Commanders and leaders
- Ignacy Prądzyński: Fyodor Gejsmar

Strength
- 15 battalions, 8 squadrons, 14 cannons: 6 battalions, 6 squadrons, 7 sotnia, 10 cannon

Casualties and losses
- Unknown: Significant

= Second battle of Wawer =

Battle of the Polish November Uprising

The second battle of Wawer (druga bitwa pod Wawrem) was an armed engagement between Polish and Imperial Russian troops. It happened on 31 March 1831 during the November Uprising and was one of the first battles of a successful Polish offensive planned by General Ignacy Prądzyński.
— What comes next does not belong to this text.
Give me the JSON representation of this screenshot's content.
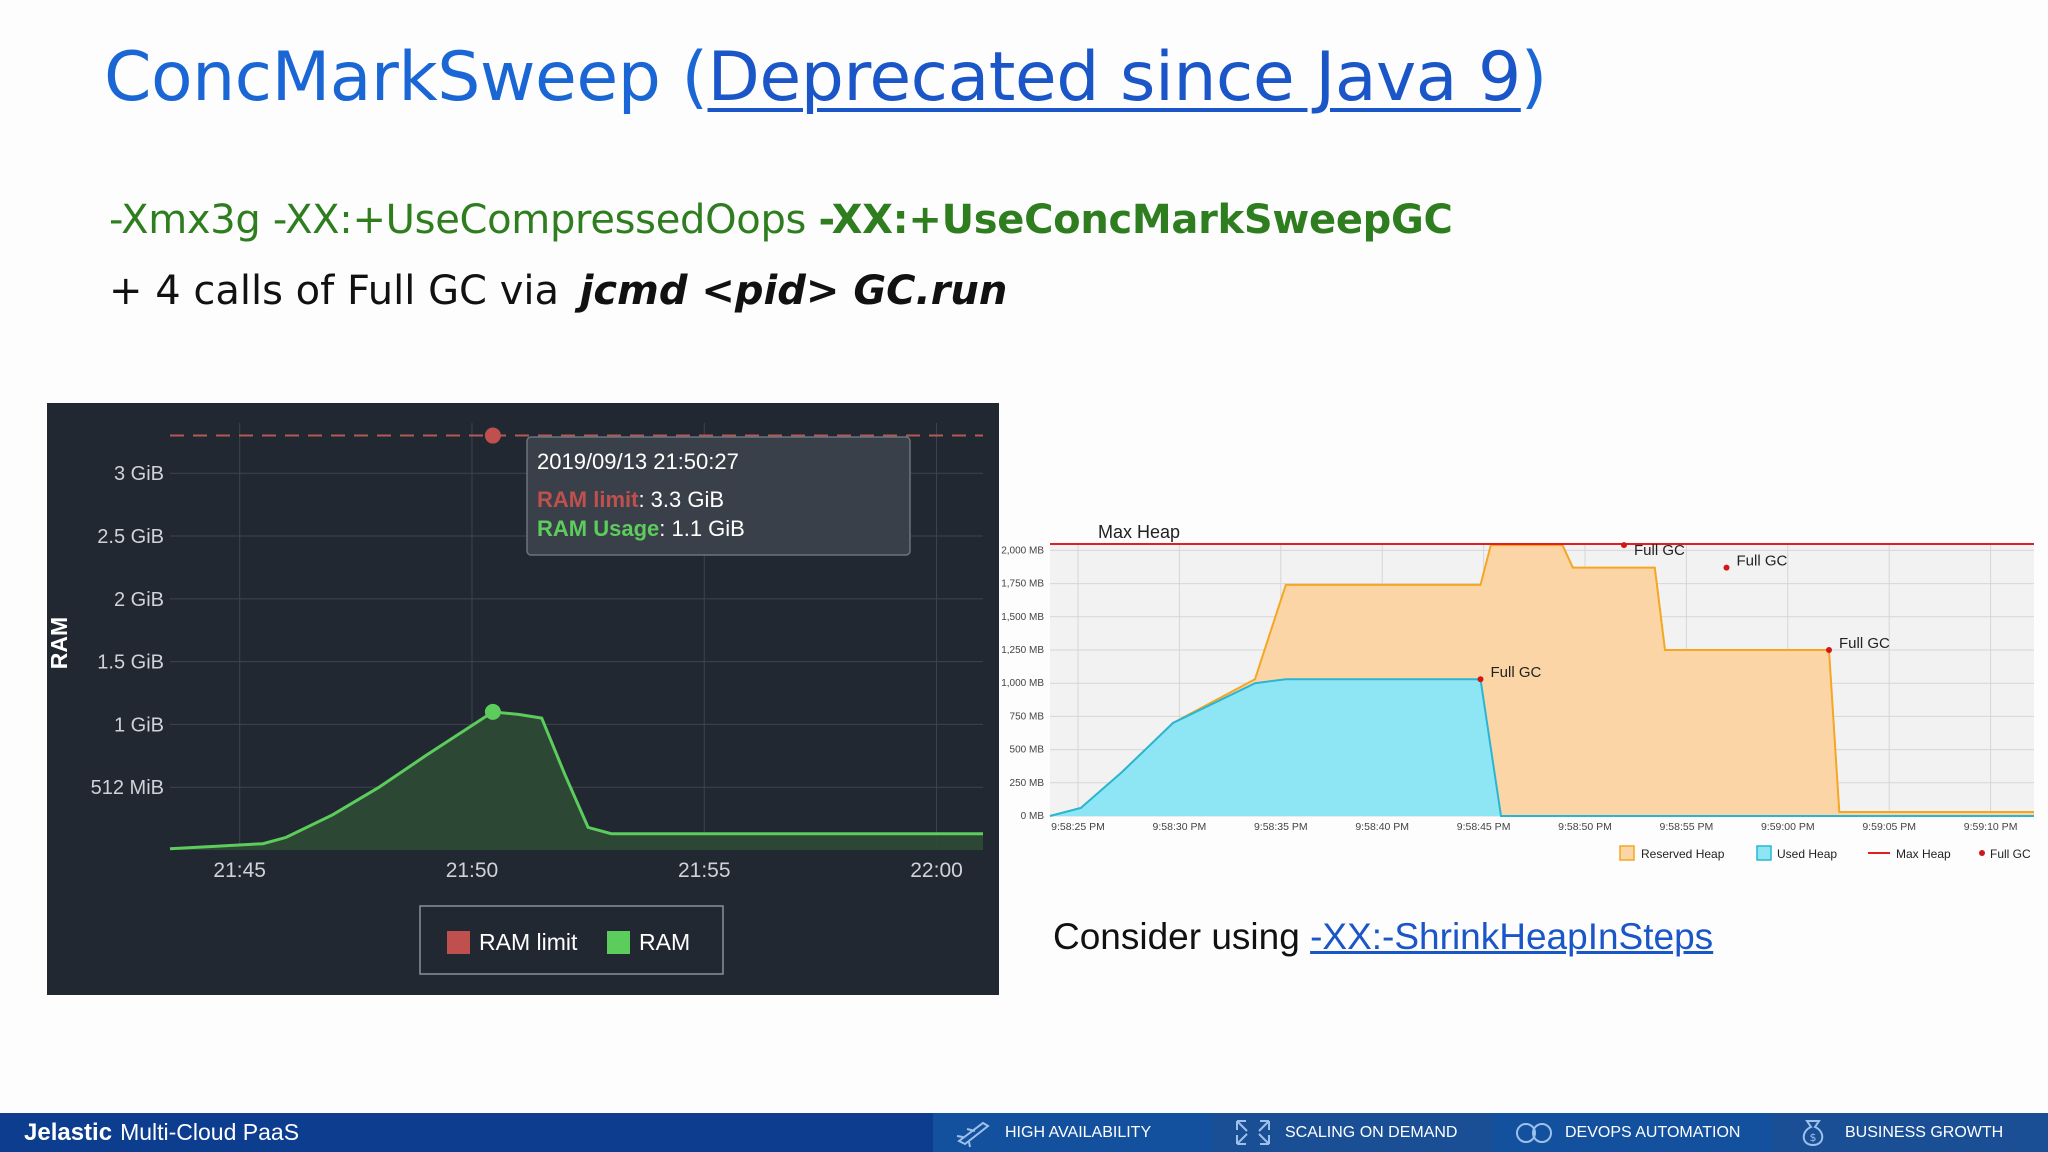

On 31 March, during the period of the Polish operational initiative along the Siedlce road, the Polish grouping nominally commanded by General Jan Skrzynecki (15 battalions, 8 squadrons, 14 cannons) fought a victorious battle with the Russian corps of General Fyodor Gejsmar (6 battalions, 6 squadrons, 7 sotnia, 10 cannons). The lack of vigorous pursuit meant that the Russians, despite significant losses, managed to maintain combat value. An earlier clash in the same area occurred on 20 February 1831. The Polish success led to another victorious battle of Dębe Wielkie later that day.